We had to buy a new car. The transmission died on the mini van and I’m growing weary of the used car game. As we are nearing 50 (how?) I have less energy for constantly repairing cars. We still bought used, but with only 12,000 miles it’s the nicest car we’ve ever had. Aside from inventory problems buying a car wasn’t too hard. It’s weird to not have a mini van for the first time in 17 years, and in many ways it feels like leaving a certain part of life behind. (It’s hard to find an suv big enough for three kids that isn’t a boat though!) there was possibly a little sniff as it drives home just close Jack is to really flying from the nest! (I will confess that Bc of my own disastrous childhood I have no idea what this next part will look like. And there is the atypical hiccup too.)
I’m still trying to get the kids involved in family fun time regularly. They KICK MY ASS at every game, every time. Never play anything with Jack - you cannot win. Lol 
The birds are doing their thing - eggs soon! 
Jack got his first vaccine! He is counting the days to the return of friends, 

 And I’m still sewing right along on the year of couch quilts. This was number 7 I think - a fun little sew. 

I also got to go out with my girlfriend! 

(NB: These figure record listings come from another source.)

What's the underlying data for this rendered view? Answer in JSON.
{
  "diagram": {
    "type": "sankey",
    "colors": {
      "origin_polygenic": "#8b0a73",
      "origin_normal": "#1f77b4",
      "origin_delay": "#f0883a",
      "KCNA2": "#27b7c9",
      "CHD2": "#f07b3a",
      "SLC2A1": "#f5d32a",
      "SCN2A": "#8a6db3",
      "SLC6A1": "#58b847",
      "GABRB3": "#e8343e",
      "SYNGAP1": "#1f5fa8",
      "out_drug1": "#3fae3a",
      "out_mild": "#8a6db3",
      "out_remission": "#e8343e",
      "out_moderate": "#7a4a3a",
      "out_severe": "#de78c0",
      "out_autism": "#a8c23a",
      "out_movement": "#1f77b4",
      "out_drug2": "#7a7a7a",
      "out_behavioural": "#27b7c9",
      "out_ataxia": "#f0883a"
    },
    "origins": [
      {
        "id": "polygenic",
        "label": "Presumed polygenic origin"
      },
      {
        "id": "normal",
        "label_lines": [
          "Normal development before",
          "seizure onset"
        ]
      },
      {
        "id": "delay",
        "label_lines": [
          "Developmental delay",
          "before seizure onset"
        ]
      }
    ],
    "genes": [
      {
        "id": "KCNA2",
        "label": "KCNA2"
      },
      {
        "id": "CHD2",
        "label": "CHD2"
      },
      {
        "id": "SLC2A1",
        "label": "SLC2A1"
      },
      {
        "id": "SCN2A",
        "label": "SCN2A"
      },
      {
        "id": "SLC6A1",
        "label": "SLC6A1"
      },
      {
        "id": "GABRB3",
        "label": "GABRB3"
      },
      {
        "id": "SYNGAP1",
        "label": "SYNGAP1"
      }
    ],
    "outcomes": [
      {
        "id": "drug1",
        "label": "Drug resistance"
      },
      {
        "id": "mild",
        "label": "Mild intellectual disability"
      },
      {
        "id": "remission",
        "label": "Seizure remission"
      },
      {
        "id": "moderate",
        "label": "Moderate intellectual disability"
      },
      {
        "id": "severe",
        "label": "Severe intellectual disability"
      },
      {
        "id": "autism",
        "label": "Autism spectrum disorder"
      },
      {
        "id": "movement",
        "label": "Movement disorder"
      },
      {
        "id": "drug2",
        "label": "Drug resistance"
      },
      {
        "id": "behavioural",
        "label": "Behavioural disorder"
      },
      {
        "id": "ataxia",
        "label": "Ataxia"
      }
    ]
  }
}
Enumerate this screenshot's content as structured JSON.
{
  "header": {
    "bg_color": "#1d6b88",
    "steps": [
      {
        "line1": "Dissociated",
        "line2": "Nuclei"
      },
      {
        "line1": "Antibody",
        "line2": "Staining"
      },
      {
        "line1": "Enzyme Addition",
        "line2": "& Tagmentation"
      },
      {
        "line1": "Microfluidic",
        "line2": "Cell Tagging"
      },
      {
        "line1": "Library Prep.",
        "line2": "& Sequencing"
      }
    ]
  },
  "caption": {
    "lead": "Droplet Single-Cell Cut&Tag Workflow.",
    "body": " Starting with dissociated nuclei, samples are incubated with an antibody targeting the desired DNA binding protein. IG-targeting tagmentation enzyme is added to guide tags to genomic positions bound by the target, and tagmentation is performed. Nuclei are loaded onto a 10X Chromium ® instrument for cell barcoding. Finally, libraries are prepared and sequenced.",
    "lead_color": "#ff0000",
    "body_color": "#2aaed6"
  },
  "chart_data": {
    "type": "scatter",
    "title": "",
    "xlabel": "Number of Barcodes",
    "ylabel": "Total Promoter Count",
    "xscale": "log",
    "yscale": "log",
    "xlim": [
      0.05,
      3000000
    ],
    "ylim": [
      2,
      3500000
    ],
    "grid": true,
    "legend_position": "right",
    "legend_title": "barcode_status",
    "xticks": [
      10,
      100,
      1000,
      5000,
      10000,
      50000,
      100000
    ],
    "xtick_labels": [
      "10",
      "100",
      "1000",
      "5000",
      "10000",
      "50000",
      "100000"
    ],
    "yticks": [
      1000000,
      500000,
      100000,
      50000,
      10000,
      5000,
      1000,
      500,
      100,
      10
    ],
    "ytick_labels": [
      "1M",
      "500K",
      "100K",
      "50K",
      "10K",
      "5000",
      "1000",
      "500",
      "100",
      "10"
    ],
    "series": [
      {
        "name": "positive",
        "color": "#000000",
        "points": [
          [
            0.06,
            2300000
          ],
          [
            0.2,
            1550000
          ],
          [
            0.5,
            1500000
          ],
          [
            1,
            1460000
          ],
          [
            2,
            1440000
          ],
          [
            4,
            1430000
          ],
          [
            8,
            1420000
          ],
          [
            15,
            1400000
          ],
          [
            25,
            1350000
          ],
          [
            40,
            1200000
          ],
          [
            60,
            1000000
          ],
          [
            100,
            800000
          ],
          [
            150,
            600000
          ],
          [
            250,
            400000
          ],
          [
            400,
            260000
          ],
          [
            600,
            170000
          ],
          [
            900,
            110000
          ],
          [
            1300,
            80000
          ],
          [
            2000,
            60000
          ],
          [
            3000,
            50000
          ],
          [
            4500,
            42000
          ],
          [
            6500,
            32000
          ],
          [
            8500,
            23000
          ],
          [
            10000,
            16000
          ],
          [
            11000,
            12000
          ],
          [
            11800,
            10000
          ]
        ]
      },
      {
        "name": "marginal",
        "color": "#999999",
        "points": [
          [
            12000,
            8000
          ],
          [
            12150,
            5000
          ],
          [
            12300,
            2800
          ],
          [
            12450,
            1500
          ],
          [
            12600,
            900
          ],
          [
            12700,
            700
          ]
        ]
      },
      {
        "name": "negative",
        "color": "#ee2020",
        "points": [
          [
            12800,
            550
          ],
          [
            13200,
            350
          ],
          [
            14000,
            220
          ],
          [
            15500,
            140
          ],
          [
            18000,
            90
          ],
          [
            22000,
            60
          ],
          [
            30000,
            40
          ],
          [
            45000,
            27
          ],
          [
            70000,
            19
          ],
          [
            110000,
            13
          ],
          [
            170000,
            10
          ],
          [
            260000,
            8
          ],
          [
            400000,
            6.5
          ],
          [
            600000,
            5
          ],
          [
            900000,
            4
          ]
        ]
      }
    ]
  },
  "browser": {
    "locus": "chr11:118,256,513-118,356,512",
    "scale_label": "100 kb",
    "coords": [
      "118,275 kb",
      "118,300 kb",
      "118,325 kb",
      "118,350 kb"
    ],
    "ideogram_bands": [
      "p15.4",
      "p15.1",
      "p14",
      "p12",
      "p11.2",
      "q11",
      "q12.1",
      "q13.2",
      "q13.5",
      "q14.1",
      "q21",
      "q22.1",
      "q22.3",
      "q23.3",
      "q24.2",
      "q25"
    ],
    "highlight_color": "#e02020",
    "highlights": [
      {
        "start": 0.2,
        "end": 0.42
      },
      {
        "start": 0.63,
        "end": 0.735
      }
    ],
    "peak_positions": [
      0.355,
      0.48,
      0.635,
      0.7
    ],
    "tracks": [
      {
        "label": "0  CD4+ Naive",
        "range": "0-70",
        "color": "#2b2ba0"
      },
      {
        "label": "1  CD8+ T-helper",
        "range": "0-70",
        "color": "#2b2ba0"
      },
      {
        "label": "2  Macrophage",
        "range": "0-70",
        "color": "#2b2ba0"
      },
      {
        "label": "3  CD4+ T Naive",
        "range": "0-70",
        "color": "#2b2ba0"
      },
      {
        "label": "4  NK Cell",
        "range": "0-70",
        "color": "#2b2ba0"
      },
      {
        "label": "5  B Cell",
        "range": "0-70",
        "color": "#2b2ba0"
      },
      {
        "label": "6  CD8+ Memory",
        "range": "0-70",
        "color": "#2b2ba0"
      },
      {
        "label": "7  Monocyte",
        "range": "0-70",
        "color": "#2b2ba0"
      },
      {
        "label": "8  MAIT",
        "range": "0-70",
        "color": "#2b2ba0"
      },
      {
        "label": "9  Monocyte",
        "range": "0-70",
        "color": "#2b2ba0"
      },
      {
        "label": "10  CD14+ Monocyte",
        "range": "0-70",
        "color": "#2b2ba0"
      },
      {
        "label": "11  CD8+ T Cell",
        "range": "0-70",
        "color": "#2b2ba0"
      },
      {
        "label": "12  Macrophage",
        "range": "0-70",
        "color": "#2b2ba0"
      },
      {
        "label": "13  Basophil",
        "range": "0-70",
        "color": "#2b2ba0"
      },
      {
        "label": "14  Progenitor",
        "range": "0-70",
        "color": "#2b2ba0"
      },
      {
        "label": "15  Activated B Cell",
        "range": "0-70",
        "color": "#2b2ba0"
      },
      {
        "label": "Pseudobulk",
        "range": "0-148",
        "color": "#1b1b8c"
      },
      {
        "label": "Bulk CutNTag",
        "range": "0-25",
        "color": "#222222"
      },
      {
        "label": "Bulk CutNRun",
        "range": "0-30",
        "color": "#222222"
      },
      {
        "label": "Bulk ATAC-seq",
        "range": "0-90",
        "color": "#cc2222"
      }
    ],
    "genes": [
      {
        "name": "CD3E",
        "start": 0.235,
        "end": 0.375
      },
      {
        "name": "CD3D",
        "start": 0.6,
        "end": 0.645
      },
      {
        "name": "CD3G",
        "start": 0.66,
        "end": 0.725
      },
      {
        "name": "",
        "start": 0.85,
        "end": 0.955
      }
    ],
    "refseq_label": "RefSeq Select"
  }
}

Some things really are starting to feel more normal  (I can visit with the neighbor without worrying I might unknowingly kill him, I no longer think about the food supply in the pantry) and some things are still are feeling like will this ever go away (masks? Not wondering if every stranger is carrying the virus around? Worrying about mutations and on and on?). 

So, there we are.  

Sunday, April 04, 2021

Pandemic Easter - take 2

So weird that this is the second Easter in a pandemic. This year my mom can come over. In a few weeks Dave will have his second shot (and hopefully Jack his first!) and we will have my dad over too. 

Eggs were dyed;



The cat is being a punk and eating my damn plants;



We went to the studio again for family photos! Sam looks so little in our last ones Bc we had to miss last year; 


We visited an actual Easter bunny again! (The magic house scheduled private 15 min appointments outside. No masks! There was no one there but the bunny. It was amazing and I nearly cried. One of the hardest parts for me is that we have missed out on so many things during an age we can never get back with the kids. Last year was really probably sams last year of believing and now those things are gone forever. Including jacks 16th bday. It’s all relative and all that, but hard on a mother.)
Bc it was spring break we went for a hike;
Sam is finally taller than grant again;
Baskets were found;
Tables were set;
We ate at a restaurant! Outside, but an actual restaurant!; 


Bunnies were made (this microsuede was so hard for the hang sewing part); 

The peach trees bloomed;
The tulip tree showed off;

No fancy cake was made, but it’s still a cake;


We celebrated pi day; 
Peas are sprouting;
And life feels a lot less scary than Easter last year. 

This is all still an incredibly weird time to be alive. Vaccines are starting  to really ramp up. Efficacy seems to be pretty solid. The constant political screaming has died back some. There is talk that by the 4th of July things may be semi normal again. I’m trying hard to lose my omg we are all going to die worry when someone stands close to me at the flea market. I still miss the big flea, and kids going to school, and just walking in the goodwill whenever I damn feel like it, and the noise of the kids friends running through the house. 


So, here we are. Easter again, 13 months after “3 weeks to flatten the curve.”